Della vicenda e dei suoi risvolti giudiziari non dirò altro. 

 

Il film è narrato in modo tranquillo ed elegante e mantiene alta la nostra attenzione lungo i 106 minuti della sua durata. 

Il regista colloca la fiction sullo sfondo della società che vive nelle grandi città americane, dove, grazie a una martellante e capillare pubblicità, persino i farmaci e gli psicofarmaci vengono diffusi come surrogati  efficaci della felicità, come antidoti delle angosce e delle paure che travagliano le donne e gli uomini che in quelle città vivono nella più completa solitudine, proprio ciò che è all’origine probabilmente delle loro nevrosi e delle ansie quotidiane. 

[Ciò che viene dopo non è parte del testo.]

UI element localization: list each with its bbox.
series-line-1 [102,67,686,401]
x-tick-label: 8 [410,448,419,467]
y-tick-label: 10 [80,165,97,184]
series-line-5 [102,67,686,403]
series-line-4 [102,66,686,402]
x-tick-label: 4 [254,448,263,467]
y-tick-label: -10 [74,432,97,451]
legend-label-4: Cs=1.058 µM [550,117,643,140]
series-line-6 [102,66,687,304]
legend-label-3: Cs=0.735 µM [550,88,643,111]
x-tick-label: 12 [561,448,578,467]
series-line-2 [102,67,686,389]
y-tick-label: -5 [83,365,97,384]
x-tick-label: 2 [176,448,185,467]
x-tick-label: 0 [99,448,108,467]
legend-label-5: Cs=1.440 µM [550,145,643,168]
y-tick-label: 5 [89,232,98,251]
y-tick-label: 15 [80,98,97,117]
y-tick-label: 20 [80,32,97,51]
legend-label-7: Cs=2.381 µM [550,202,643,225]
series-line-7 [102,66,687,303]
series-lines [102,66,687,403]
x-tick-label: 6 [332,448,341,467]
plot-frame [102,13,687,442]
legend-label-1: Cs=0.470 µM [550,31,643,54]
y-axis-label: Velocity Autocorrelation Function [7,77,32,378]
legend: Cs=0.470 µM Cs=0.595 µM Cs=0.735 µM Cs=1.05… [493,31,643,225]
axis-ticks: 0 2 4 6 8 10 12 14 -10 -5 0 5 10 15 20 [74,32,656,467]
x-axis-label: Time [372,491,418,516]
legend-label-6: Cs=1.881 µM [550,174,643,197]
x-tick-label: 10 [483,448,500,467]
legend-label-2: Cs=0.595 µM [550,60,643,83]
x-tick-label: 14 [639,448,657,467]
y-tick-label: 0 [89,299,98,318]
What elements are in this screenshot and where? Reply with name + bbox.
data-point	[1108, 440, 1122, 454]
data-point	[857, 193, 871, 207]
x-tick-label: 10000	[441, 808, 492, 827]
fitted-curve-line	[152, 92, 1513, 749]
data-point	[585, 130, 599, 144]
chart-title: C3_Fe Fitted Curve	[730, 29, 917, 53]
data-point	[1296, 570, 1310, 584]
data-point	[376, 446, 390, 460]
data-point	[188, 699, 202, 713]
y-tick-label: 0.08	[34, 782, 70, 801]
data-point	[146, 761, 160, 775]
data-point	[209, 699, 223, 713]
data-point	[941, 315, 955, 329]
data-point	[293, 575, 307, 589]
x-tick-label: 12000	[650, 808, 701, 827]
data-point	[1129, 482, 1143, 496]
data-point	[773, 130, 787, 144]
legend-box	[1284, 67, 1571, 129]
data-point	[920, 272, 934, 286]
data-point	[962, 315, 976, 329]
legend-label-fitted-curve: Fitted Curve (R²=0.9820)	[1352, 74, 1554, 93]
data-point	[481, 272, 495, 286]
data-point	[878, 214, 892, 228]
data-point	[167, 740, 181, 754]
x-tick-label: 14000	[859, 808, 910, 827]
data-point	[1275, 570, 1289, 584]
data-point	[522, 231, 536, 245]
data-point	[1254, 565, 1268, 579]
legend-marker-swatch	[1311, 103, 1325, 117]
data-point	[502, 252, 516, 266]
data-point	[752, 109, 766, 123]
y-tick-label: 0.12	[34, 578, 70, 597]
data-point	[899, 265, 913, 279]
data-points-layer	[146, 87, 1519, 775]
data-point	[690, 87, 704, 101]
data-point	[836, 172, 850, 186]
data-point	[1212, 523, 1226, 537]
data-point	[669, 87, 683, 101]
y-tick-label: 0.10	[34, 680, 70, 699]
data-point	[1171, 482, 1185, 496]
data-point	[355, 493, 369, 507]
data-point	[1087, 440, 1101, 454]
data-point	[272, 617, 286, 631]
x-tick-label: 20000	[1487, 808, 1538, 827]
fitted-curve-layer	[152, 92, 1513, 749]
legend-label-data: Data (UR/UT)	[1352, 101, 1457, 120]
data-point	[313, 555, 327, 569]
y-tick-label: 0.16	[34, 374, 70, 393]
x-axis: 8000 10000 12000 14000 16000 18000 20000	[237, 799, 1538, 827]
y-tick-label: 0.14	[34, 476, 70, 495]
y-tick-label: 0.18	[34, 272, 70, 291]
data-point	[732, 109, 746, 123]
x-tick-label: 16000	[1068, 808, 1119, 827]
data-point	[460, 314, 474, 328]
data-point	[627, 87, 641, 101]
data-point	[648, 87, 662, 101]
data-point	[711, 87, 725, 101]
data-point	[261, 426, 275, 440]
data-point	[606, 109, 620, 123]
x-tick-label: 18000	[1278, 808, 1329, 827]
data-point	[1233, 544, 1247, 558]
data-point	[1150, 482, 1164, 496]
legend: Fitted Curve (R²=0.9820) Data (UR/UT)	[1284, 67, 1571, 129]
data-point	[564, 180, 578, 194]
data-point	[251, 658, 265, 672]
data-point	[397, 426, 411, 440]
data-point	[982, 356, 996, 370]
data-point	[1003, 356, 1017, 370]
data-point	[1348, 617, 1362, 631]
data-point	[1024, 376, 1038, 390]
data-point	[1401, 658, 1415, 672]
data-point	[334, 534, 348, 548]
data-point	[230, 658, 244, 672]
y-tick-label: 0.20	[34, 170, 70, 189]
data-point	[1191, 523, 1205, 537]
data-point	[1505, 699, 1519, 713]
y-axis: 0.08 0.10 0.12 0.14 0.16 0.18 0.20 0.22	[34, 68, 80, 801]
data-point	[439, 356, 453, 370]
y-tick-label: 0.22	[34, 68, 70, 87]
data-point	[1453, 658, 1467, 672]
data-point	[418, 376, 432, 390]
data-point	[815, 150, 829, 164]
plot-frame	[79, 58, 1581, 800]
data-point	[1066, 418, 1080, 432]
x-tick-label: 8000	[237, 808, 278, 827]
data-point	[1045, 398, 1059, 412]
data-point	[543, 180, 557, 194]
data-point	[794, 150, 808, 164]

Tutti i personaggi, in realtà, sono sfuggenti e sembrano celare una vita molto più torbida e oscura di quella che appare; sembrano nascondere aspetti di sé insospettabili, che lentamente emergono dal profondo della loro psiche, ciò che richiede grande versatilità espressiva e interpretativa, compito non facile, ma secondo me realizzato in modo soddisfacente, sicuramente per le qualità degli attori e  per l'intelligenza della direzione registica. 

Analogamente, sotto le imponenti facciate dei suoi edifici, le magnifiche luci, le immagini rutilanti della sua vita convulsa, New York, a sua volta protagonista del film, nasconde i fantasmi inquietanti delle stazioni buie e solitarie del Metro.